California’s third year of drought is cause for alarm.  Reservoirs are low even though there have been large amounts of snow from storms lately.

NPR’s, Morning Edition  announced, ”California has declared a statewide water emergency in the face of a punishing three-year drought. It could result in some drastic conservation measures and water rationing over the coming months, stretching from California’s farm belt to major coastal cities like Los Angeles.”

Also the Sacramento Bee  has an eye-opening article how the lack of water is causing a detrimental trickle effect; the “thirsty farms”, the dwindling number of fish in the estuary, and lack of jobs is real and frightening.  The amount of produce the country relies on California for is staggering.  Some farmers will buy water on the open market to keep orchards alive”  Purchase water?  Is this what our over-indulgent country has deteriorated to?  This is an enormous wake-up call for our country to take action now.

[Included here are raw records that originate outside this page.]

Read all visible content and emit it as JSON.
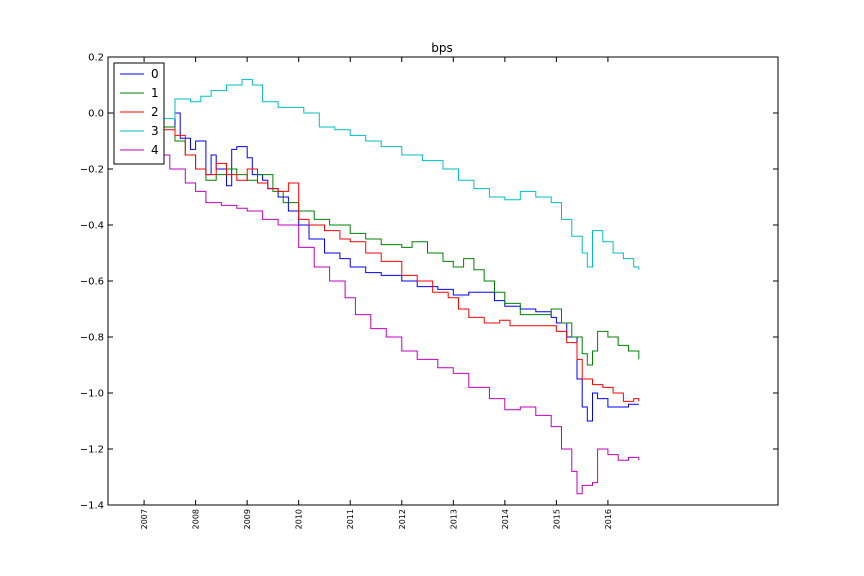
{
  "chart_data": {
    "type": "line",
    "title": "bps",
    "xlabel": "",
    "ylabel": "",
    "xlim": [
      2006.3,
      2019.3
    ],
    "ylim": [
      -1.4,
      0.2
    ],
    "yticks": [
      "0.2",
      "0.0",
      "−0.2",
      "−0.4",
      "−0.6",
      "−0.8",
      "−1.0",
      "−1.2",
      "−1.4"
    ],
    "xticks": [
      "2007",
      "2008",
      "2009",
      "2010",
      "2011",
      "2012",
      "2013",
      "2014",
      "2015",
      "2016"
    ],
    "grid": false,
    "legend_position": "top-left",
    "series": [
      {
        "name": "0",
        "color": "#0000ff",
        "x": [
          2006.3,
          2006.8,
          2007.3,
          2007.6,
          2007.7,
          2007.9,
          2008.0,
          2008.2,
          2008.3,
          2008.4,
          2008.6,
          2008.7,
          2008.8,
          2009.0,
          2009.1,
          2009.3,
          2009.4,
          2009.6,
          2009.8,
          2010.0,
          2010.2,
          2010.5,
          2010.8,
          2011.0,
          2011.3,
          2011.6,
          2012.0,
          2012.3,
          2012.7,
          2013.0,
          2013.3,
          2013.5,
          2013.8,
          2014.0,
          2014.3,
          2014.6,
          2014.9,
          2015.0,
          2015.2,
          2015.4,
          2015.5,
          2015.6,
          2015.7,
          2015.8,
          2016.0,
          2016.2,
          2016.4,
          2016.6
        ],
        "y": [
          0.0,
          -0.02,
          -0.05,
          0.0,
          -0.09,
          -0.13,
          -0.1,
          -0.22,
          -0.15,
          -0.2,
          -0.26,
          -0.13,
          -0.12,
          -0.16,
          -0.22,
          -0.24,
          -0.27,
          -0.3,
          -0.35,
          -0.4,
          -0.45,
          -0.5,
          -0.52,
          -0.55,
          -0.57,
          -0.58,
          -0.6,
          -0.62,
          -0.63,
          -0.65,
          -0.64,
          -0.64,
          -0.67,
          -0.69,
          -0.7,
          -0.71,
          -0.73,
          -0.75,
          -0.8,
          -0.95,
          -1.05,
          -1.1,
          -1.0,
          -1.02,
          -1.05,
          -1.05,
          -1.04,
          -1.04
        ]
      },
      {
        "name": "1",
        "color": "#008000",
        "x": [
          2006.3,
          2006.8,
          2007.3,
          2007.6,
          2007.8,
          2008.0,
          2008.2,
          2008.4,
          2008.6,
          2008.8,
          2009.0,
          2009.2,
          2009.5,
          2009.7,
          2010.0,
          2010.3,
          2010.6,
          2011.0,
          2011.3,
          2011.6,
          2012.0,
          2012.2,
          2012.5,
          2012.8,
          2013.0,
          2013.2,
          2013.4,
          2013.6,
          2013.8,
          2014.0,
          2014.3,
          2014.6,
          2014.9,
          2015.1,
          2015.3,
          2015.5,
          2015.6,
          2015.7,
          2015.8,
          2016.0,
          2016.2,
          2016.4,
          2016.6
        ],
        "y": [
          0.0,
          -0.02,
          -0.05,
          -0.1,
          -0.15,
          -0.2,
          -0.24,
          -0.22,
          -0.2,
          -0.22,
          -0.24,
          -0.22,
          -0.28,
          -0.32,
          -0.35,
          -0.38,
          -0.4,
          -0.43,
          -0.45,
          -0.47,
          -0.48,
          -0.46,
          -0.5,
          -0.53,
          -0.55,
          -0.52,
          -0.56,
          -0.6,
          -0.64,
          -0.68,
          -0.72,
          -0.72,
          -0.7,
          -0.75,
          -0.8,
          -0.86,
          -0.9,
          -0.85,
          -0.78,
          -0.8,
          -0.83,
          -0.85,
          -0.88
        ]
      },
      {
        "name": "2",
        "color": "#ff0000",
        "x": [
          2006.3,
          2006.8,
          2007.3,
          2007.6,
          2007.8,
          2008.0,
          2008.2,
          2008.4,
          2008.6,
          2008.8,
          2009.0,
          2009.2,
          2009.4,
          2009.6,
          2009.8,
          2010.0,
          2010.2,
          2010.5,
          2010.8,
          2011.0,
          2011.3,
          2011.6,
          2012.0,
          2012.3,
          2012.6,
          2012.9,
          2013.1,
          2013.3,
          2013.6,
          2013.9,
          2014.1,
          2014.4,
          2014.7,
          2015.0,
          2015.2,
          2015.4,
          2015.5,
          2015.7,
          2015.9,
          2016.1,
          2016.3,
          2016.5,
          2016.6
        ],
        "y": [
          0.0,
          -0.02,
          -0.06,
          -0.08,
          -0.15,
          -0.2,
          -0.22,
          -0.18,
          -0.22,
          -0.24,
          -0.2,
          -0.25,
          -0.27,
          -0.28,
          -0.25,
          -0.38,
          -0.4,
          -0.42,
          -0.45,
          -0.46,
          -0.5,
          -0.53,
          -0.58,
          -0.6,
          -0.64,
          -0.66,
          -0.7,
          -0.73,
          -0.75,
          -0.74,
          -0.76,
          -0.76,
          -0.76,
          -0.78,
          -0.82,
          -0.88,
          -0.95,
          -0.97,
          -0.98,
          -1.0,
          -1.03,
          -1.02,
          -1.03
        ]
      },
      {
        "name": "3",
        "color": "#00bfbf",
        "x": [
          2006.3,
          2006.6,
          2007.0,
          2007.3,
          2007.6,
          2007.9,
          2008.1,
          2008.3,
          2008.6,
          2008.9,
          2009.1,
          2009.3,
          2009.6,
          2009.9,
          2010.1,
          2010.4,
          2010.7,
          2011.0,
          2011.3,
          2011.6,
          2012.0,
          2012.4,
          2012.8,
          2013.1,
          2013.4,
          2013.7,
          2014.0,
          2014.3,
          2014.6,
          2014.9,
          2015.1,
          2015.3,
          2015.5,
          2015.6,
          2015.7,
          2015.9,
          2016.1,
          2016.3,
          2016.5,
          2016.6
        ],
        "y": [
          0.0,
          -0.02,
          0.0,
          -0.02,
          0.05,
          0.04,
          0.06,
          0.08,
          0.1,
          0.12,
          0.1,
          0.04,
          0.02,
          0.02,
          0.0,
          -0.05,
          -0.06,
          -0.08,
          -0.1,
          -0.12,
          -0.15,
          -0.17,
          -0.2,
          -0.24,
          -0.27,
          -0.3,
          -0.31,
          -0.28,
          -0.3,
          -0.32,
          -0.38,
          -0.44,
          -0.5,
          -0.55,
          -0.42,
          -0.46,
          -0.5,
          -0.52,
          -0.55,
          -0.56
        ]
      },
      {
        "name": "4",
        "color": "#bf00bf",
        "x": [
          2006.3,
          2006.6,
          2006.9,
          2007.2,
          2007.5,
          2007.8,
          2008.0,
          2008.2,
          2008.5,
          2008.8,
          2009.0,
          2009.3,
          2009.6,
          2010.0,
          2010.3,
          2010.6,
          2010.9,
          2011.1,
          2011.4,
          2011.7,
          2012.0,
          2012.3,
          2012.7,
          2013.0,
          2013.3,
          2013.7,
          2014.0,
          2014.3,
          2014.6,
          2014.9,
          2015.1,
          2015.3,
          2015.4,
          2015.5,
          2015.7,
          2015.8,
          2016.0,
          2016.2,
          2016.4,
          2016.6
        ],
        "y": [
          0.0,
          -0.06,
          -0.1,
          -0.15,
          -0.2,
          -0.25,
          -0.28,
          -0.32,
          -0.33,
          -0.34,
          -0.35,
          -0.38,
          -0.4,
          -0.48,
          -0.55,
          -0.6,
          -0.66,
          -0.72,
          -0.77,
          -0.8,
          -0.85,
          -0.88,
          -0.91,
          -0.93,
          -0.98,
          -1.02,
          -1.06,
          -1.05,
          -1.08,
          -1.12,
          -1.2,
          -1.28,
          -1.36,
          -1.33,
          -1.32,
          -1.2,
          -1.22,
          -1.24,
          -1.23,
          -1.24
        ]
      }
    ]
  }
}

Make promises to help our precious Earth.  Here are a few of the countless suggestions from Earth Promise that everyone can do that will make a big difference: 

·         To take shorter showers.  Every two minutes you cut down on your shower can conserve more than 10 gallons of water.  This will not only save you time, but money on your water bill.

·         To run only full loads in the dishwasher. By running the dishwasher when it is not full, you will do so more often, thus using more electricity.

·         To not pre-rinse dishes if possible before putting them in the dishwasher.  If you do need to give them a rinse, don’t allow the water to run. 

·         To turn off the tap while brushing my teeth.

·         To flush one less time per day (obviously picking the right time not to).  By doing this, you can save up to 5 gallons per day.

·         To plug the drain in the tub before turning on the water instead of waiting for it to get warm.

·         To use drip irrigation or soaker hoses in my garden and/or flower bed instead of regular sprinklers which will use less water.